She met Andy Markovits (who grew up in Romania and Austria) when she was sixteen and he was eighteen. He'd come to visit his father in Vienna during a break from his studies at Columbia University. "It was puppy love," she says, recalling that their families vacationed together in Venice. But the teens went their separate ways. She married briefly in her twenties, and Andy stayed a bachelor. Then, cleaning out her mother's apartment after her death, she found an old letter from Andy. A "persistent" girlfriend convinced her to contact him.
He was teaching at Boston University and Harvard, and the two met in Cambridge for a long weekend. "I thought 'What do I have to lose?'," Andy says, "and it turned out she was even more attractive than in 1968." Thus began a long courtship that saw each crisscross the Atlantic dozens of times. As a professor of comparative politics and German studies, Andy traveled to Europe frequently--but when a border agent questioned Kiki's numerous visits to the United States, the two decided to tie the knot.

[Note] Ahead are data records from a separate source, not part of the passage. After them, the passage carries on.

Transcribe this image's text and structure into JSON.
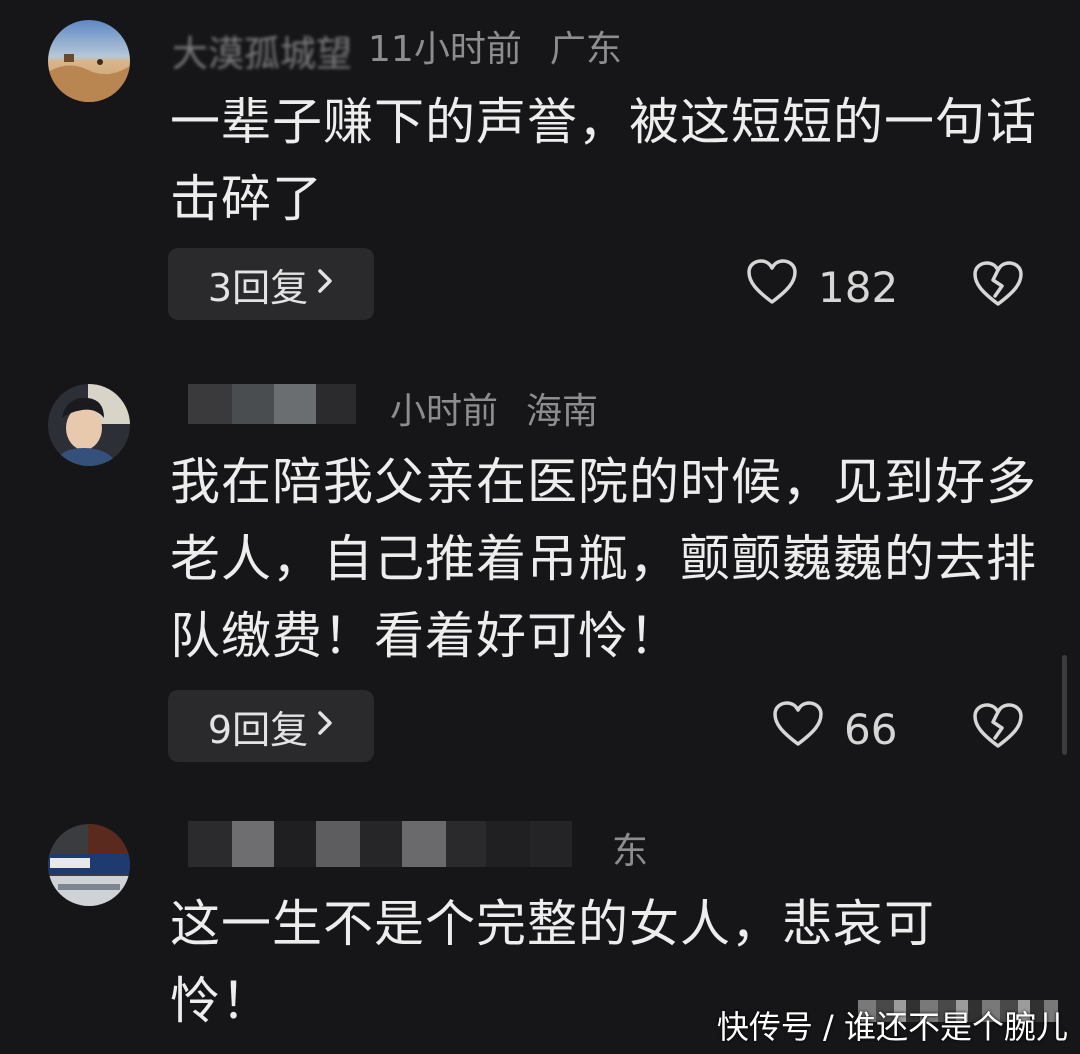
{
  "comments": [
    {
      "username": "大漠孤城望",
      "time": "11小时前",
      "location": "广东",
      "text": "一辈子赚下的声誉，被这短短的一句话击碎了",
      "reply_count": "3回复",
      "likes": "182"
    },
    {
      "username": "",
      "time": "小时前",
      "location": "海南",
      "text": "我在陪我父亲在医院的时候，见到好多老人，自己推着吊瓶，颤颤巍巍的去排队缴费！看着好可怜！",
      "reply_count": "9回复",
      "likes": "66"
    },
    {
      "username": "",
      "time": "",
      "location": "东",
      "text": "这一生不是个完整的女人，悲哀可怜！",
      "reply_count": "",
      "likes": ""
    }
  ],
  "icons": {
    "reply_chevron": "chevron-right-icon",
    "like": "heart-outline-icon",
    "dislike": "broken-heart-icon"
  },
  "watermark": "快传号 / 谁还不是个腕儿",
  "colors": {
    "background": "#161618",
    "text": "#ededed",
    "meta": "#8d8d91",
    "reply_button": "#2a2a2d"
  }
}
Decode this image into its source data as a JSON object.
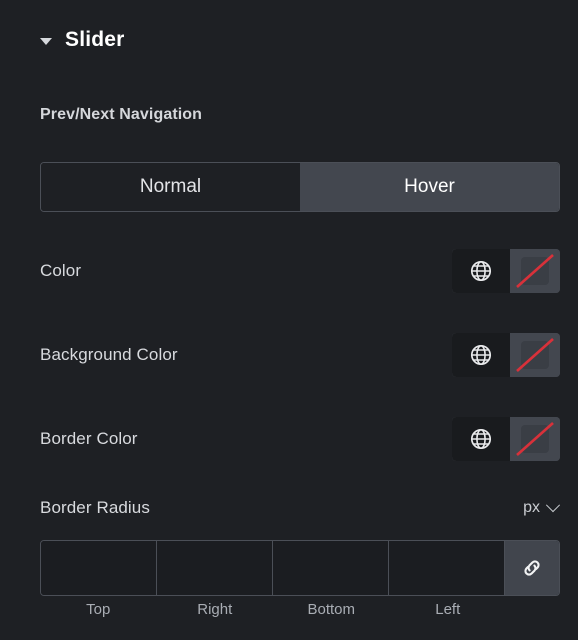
{
  "section": {
    "title": "Slider",
    "caret_icon": "caret-down-icon",
    "expanded": true
  },
  "sub_label": "Prev/Next Navigation",
  "tabs": {
    "items": [
      {
        "label": "Normal",
        "active": false
      },
      {
        "label": "Hover",
        "active": true
      }
    ]
  },
  "controls": [
    {
      "label": "Color",
      "globe_icon": "globe-icon",
      "swatch_state": "no-color",
      "slash_color": "#d8313a"
    },
    {
      "label": "Background Color",
      "globe_icon": "globe-icon",
      "swatch_state": "no-color",
      "slash_color": "#d8313a"
    },
    {
      "label": "Border Color",
      "globe_icon": "globe-icon",
      "swatch_state": "no-color",
      "slash_color": "#d8313a"
    }
  ],
  "border_radius": {
    "label": "Border Radius",
    "unit": "px",
    "unit_chevron_icon": "chevron-down-icon",
    "link_icon": "link-icon",
    "linked": true,
    "fields": [
      {
        "name": "top",
        "label": "Top",
        "value": "",
        "placeholder": ""
      },
      {
        "name": "right",
        "label": "Right",
        "value": "",
        "placeholder": ""
      },
      {
        "name": "bottom",
        "label": "Bottom",
        "value": "",
        "placeholder": ""
      },
      {
        "name": "left",
        "label": "Left",
        "value": "",
        "placeholder": ""
      }
    ]
  },
  "theme": {
    "background": "#1e2024",
    "panel_border": "#4b4f57",
    "tab_active_bg": "#43474f",
    "text_primary": "#ffffff",
    "text_secondary": "#d8dade",
    "text_muted": "#a9adb4",
    "accent_red": "#d8313a"
  }
}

They are opposites in appearance--with his untamed longish white hair and too-short pants, Andy says he's decidedly "not elegant." "Being schlumpy" is part of his professorial code, he explains, "a legacy of the 1960s." But he praises his wife's "great combination of elegance and spunk." Kiki says, smiling, that she initially tried to make over Andy but gave up. "It's not for him," she says.